SIM cards which are technically smart cards containing an embedded EEPROM memory chip. The EEPROM chip in the smart cards is the same flash memory devices that are the same flash memory devices that are present in pen drives, SSDs, etc. Hence, it is possible to recover data from other electronicmemory chipdevices.
But SIM cards in damaged conditions might become unrecognizable by the SIM extraction device being used. Therefore, the card should be properly cleaned before being subjected to the process of extraction. In the field of forensics, Digital Forensics laboratories may receive SIM cards in various unusual conditions, from soiled, dusty, to physically broken SIM cards. The connecting plates of the SIM cards might be rusted or soaked with blood.
• SIM cards can contain crucial information, for example, messages having login IDs and passwords related to one’s bank accounts and social networking sites.
• SIM cards may also contain personal and professional messages, important contact information, call logs, etc.
• Deleted messages can also be recovered from SIM cards.
• Data in SIM cards are not destroyed by heat, flame, dust, soil, moisture, stains or magnetic fields. Hence, environmental conditions have no effect on the data stored in SIM cards.
• Only after going through physical damage a SIM can be rendered unreadable, but scratches and striations do not make the SIM card unreadable.
• SIM cards inflicted by stone, hammer or bitten by teeth that create compression marks on the metallic circuit of the card become unreadable.
• Even SIM cards that have become unreadable can be read after replacing the EEPROM chip into a new SIM card or by connecting it to proper probes.

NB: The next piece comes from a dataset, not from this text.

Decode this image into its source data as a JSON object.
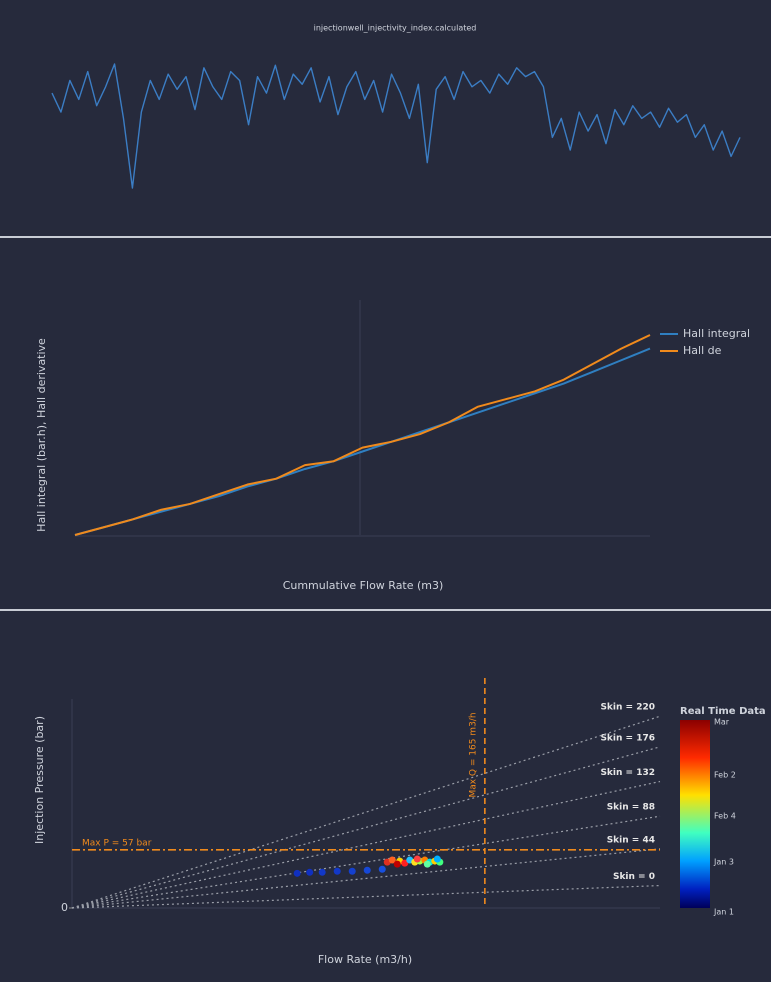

• People should be made aware that SIM cards should not be simply discarded without breaking it into two pieces to make it nearly impossible by a stranger or a criminal to steal private data easily, barely by using a SIM card reader.
• SIM cards are vital as forensic evidences as it contains location information and a list of all the network towers it has recently connected to. Call logs of a suspect or a criminal can be of immense value in the proceedings of an investigation.
• In cases of suicide, accidental drowning, road accidents, mass disasters where the mobile device of the unknown victim gets broken or gets switched off due to battery discharge, if the SIM card is taken out and read with a SIM card reader, we can get to know about the victim by extracting information from their SIM card.